For much of December I have looked like I did in this 1954 picture of me and the dog. I think it was grandma's dog. She named it Whitey because she said she loved it so much and if anyone ever wanted to steal him they would never guess his name!!! I would say that I am holding on to memories of Gail just like I am hugging the dog. My expression says that I am a bit sad but as long as I can hug this dog (memories) I will be fine and sometime in the future I will get better.
I trimmed the tree yesterday and set up the Nativity scene. I have to adjust the lighting but all in all I would give myself a B-. I certainly do not have the the Gail touch but I didn't expect that. I also cleaned up the kitchen yesterday and today I am thinking of only the open house. There is a glint of excitement and a hint of fear in me. I want people to come and enjoy the season but doing it without Gail makes me a bit fearful. Not that it will go badly, but rather it is so so difficult to be cheerful in her absence.
I received my first Christmas cards yesterday. They came from Tony/Dorothy Flood (I think it is Flood but the return address said Binde) and from Kathy D. I was beginning to think the cards we usually get were going to Gail and she was having such a great time sharing them with her fellow angels that she had decided not to forward any of them. I checked the postmark on both cards and they did not come from heaven but rather from Fargo and Bloomer. I can not believe myself this year. I never was one to hurriedly open Christmas cards but wow this year I have been waiting and waiting for the mail to see if any cards come. As I reflected on my attitude I thought perhaps I was self centered or selfish but I have come to think that in the absence of Gail those cards fill some of the huge void. That may be something called relational thinking or it may be true.
For people out of state you may be interested to know that we now have 7.6" of snow on the ground and this morning it is -4. However that is nothing compared to Jamestown ND I know. The weather makes it a bit more difficult to deal with the loss of Gail. It is not as easy to go out the door and go for a walk and things like that. It also brings a whole new set of "firsts" and of course those are often not fun. As I was shoveling yesterday I remembered that Gail always loved to get outside and shovel and just enjoy the winter. The drops of tiny hot tears almost made little holes in the crusty snow. As I looked back on the sidewalk with a thin crust of snow where people had trampled the snow and my shovel did not get it off the walk I saw a couple of those drops and I cracked a tiny smile as I thought perhaps my trail looked like a dog in a hurry!!

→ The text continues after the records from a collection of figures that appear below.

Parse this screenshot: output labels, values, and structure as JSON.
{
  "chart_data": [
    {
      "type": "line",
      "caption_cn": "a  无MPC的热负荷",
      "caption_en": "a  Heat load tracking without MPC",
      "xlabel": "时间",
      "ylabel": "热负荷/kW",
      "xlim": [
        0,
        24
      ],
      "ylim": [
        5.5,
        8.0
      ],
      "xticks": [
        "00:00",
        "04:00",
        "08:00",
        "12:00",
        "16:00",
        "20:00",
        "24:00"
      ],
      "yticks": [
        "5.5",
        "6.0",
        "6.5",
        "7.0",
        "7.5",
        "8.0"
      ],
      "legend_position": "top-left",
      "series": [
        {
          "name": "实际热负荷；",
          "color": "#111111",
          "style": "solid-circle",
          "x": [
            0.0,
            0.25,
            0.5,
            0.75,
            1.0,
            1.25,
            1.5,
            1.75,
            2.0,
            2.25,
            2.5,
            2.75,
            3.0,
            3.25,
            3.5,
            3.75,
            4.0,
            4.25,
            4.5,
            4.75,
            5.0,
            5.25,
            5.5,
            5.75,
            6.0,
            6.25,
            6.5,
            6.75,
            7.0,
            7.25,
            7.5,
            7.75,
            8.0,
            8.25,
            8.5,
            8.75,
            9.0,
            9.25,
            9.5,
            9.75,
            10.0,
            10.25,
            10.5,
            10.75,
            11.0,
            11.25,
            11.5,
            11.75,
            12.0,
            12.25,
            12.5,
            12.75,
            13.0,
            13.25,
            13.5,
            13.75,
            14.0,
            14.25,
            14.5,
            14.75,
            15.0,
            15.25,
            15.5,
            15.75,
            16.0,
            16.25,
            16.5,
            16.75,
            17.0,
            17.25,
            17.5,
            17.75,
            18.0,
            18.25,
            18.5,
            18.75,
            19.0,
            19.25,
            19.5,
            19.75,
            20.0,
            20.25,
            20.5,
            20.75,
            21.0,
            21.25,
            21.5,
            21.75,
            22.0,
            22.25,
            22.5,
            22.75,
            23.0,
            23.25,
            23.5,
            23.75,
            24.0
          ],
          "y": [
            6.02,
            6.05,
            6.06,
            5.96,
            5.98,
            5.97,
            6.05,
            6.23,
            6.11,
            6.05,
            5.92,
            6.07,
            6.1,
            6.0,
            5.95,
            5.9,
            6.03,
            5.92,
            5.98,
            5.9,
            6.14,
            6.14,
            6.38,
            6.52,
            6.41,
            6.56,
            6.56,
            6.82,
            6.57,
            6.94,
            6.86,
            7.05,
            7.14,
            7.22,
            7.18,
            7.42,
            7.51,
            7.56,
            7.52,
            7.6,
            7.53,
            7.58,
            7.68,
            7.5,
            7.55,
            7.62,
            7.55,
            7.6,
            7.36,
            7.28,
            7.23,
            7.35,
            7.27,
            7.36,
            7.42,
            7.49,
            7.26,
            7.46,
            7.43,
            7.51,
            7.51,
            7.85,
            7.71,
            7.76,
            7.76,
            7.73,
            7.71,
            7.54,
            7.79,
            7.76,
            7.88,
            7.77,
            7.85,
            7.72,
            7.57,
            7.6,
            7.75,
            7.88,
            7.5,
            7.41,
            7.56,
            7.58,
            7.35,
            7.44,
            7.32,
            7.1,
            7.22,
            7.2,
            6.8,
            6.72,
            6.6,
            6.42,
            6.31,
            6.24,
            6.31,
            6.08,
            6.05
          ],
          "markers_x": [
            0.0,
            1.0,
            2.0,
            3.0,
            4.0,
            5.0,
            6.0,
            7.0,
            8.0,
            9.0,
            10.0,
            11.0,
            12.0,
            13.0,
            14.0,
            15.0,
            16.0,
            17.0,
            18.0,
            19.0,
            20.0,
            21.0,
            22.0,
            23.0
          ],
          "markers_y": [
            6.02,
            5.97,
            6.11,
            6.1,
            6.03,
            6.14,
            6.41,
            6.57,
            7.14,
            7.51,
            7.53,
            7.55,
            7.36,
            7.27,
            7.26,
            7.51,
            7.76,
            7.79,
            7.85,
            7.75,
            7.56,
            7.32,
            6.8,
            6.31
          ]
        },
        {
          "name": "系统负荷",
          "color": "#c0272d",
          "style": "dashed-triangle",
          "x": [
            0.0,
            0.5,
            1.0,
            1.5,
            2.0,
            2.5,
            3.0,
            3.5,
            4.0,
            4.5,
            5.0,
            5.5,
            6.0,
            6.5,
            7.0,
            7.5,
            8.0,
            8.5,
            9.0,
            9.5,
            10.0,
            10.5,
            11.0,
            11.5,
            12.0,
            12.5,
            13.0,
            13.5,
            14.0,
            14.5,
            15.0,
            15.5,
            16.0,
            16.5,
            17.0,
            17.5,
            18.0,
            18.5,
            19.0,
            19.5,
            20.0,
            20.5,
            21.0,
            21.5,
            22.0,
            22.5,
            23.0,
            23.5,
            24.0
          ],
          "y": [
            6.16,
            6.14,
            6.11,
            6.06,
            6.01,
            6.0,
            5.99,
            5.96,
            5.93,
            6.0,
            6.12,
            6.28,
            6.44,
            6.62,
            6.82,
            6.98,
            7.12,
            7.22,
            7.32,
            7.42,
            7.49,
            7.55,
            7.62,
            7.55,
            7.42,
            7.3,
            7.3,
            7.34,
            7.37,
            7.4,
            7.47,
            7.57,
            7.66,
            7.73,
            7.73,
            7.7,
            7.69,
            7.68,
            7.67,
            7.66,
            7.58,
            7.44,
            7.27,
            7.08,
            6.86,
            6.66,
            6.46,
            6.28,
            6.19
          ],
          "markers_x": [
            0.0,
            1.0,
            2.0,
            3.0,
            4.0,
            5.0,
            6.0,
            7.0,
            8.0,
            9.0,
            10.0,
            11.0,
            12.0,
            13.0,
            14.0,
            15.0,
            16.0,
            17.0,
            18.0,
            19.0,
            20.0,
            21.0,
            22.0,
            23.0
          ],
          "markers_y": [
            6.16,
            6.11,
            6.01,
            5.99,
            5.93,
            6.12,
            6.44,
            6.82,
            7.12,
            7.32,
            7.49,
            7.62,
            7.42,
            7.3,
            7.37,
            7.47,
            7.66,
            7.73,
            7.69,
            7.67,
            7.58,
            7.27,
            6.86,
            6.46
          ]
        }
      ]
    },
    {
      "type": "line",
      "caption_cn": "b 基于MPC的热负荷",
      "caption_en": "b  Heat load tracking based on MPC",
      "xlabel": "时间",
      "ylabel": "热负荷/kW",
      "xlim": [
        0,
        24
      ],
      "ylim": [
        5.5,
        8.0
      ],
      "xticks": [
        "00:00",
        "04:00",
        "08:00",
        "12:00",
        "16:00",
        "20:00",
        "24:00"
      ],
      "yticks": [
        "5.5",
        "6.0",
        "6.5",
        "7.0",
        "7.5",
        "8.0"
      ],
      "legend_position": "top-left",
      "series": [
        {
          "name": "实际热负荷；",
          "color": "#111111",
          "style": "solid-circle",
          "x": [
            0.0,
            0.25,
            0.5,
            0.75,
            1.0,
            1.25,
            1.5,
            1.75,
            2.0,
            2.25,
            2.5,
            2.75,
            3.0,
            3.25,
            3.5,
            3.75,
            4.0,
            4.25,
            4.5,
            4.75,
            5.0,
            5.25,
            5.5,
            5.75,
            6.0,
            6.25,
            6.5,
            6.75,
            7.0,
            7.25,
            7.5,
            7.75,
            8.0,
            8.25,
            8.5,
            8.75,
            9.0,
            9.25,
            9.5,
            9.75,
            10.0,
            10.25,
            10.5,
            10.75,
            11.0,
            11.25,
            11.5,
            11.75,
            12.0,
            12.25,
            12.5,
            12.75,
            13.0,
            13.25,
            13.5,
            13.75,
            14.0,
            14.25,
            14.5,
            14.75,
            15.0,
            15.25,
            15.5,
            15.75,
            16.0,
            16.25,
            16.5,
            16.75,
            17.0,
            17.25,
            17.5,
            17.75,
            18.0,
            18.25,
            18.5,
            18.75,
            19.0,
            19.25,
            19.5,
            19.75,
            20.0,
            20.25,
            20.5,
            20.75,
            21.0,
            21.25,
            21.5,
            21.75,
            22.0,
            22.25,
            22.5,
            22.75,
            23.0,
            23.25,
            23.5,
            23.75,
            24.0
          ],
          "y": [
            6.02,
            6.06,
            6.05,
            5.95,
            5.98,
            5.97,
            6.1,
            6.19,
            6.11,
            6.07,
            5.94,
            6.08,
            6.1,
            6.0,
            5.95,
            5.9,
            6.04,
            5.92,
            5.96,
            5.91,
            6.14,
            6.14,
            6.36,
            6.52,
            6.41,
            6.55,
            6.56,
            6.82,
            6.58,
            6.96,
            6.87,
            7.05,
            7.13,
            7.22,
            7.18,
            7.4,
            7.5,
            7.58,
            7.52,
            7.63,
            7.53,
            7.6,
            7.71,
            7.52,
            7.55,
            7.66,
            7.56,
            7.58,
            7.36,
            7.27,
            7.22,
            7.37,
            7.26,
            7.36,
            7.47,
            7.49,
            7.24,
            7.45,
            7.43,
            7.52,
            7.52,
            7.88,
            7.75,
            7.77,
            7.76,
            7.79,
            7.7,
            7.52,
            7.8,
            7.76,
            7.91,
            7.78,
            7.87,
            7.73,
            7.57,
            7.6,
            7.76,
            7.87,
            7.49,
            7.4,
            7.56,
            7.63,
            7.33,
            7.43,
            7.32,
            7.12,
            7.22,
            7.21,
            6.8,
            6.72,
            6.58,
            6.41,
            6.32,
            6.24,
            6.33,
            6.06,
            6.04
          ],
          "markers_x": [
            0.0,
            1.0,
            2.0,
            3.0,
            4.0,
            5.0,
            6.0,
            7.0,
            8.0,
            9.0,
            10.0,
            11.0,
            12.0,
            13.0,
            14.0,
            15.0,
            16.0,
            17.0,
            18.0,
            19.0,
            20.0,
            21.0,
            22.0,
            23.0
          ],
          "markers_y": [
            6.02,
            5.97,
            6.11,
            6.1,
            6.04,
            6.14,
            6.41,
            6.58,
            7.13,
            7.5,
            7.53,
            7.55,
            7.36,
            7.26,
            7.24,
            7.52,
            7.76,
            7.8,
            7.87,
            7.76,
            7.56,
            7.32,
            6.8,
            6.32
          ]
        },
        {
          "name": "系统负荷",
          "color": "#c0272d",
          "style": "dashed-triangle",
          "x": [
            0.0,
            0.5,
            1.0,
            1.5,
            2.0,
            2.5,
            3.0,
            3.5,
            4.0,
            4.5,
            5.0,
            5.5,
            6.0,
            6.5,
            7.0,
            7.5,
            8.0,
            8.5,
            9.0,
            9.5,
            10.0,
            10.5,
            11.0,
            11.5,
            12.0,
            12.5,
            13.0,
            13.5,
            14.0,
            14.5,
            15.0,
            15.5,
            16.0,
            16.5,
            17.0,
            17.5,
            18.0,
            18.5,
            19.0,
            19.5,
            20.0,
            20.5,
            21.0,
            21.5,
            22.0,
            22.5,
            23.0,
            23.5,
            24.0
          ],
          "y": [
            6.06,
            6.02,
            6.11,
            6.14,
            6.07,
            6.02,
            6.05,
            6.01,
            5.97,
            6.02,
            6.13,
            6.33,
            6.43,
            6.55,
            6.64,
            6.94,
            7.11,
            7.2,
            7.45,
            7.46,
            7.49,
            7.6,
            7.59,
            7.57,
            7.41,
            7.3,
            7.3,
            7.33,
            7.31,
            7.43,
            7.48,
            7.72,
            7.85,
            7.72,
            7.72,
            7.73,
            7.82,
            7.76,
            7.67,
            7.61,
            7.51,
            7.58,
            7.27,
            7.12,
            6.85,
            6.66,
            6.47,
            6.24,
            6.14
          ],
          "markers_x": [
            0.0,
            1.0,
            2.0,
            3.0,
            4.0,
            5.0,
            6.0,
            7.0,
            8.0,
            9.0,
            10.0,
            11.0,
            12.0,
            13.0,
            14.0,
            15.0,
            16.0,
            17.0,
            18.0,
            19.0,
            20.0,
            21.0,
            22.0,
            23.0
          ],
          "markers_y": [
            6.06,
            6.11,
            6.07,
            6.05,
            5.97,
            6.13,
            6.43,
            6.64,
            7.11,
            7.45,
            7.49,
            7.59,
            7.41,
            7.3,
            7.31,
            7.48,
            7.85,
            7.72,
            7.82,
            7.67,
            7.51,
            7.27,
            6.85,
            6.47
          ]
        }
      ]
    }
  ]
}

I have lost my heart. Not to the loss of Gail but to Audrey and Faustina!!! Of course I love those grandsons as much as the granddaughters but those 2 little girls are just the cutest in the world. It may be their age but I suspect part of it is little girls. Maybe I can envision Gail when I am with them but if they had good speech and asked me for the moon I would ask when they wanted it.
I need to get up and do some errands and some work.
I can't forget. It is Gail's brother Mark's birthday today. I can never remember ages but he is the youngest in the family so he must be about 52-54. Happy birthday Mark.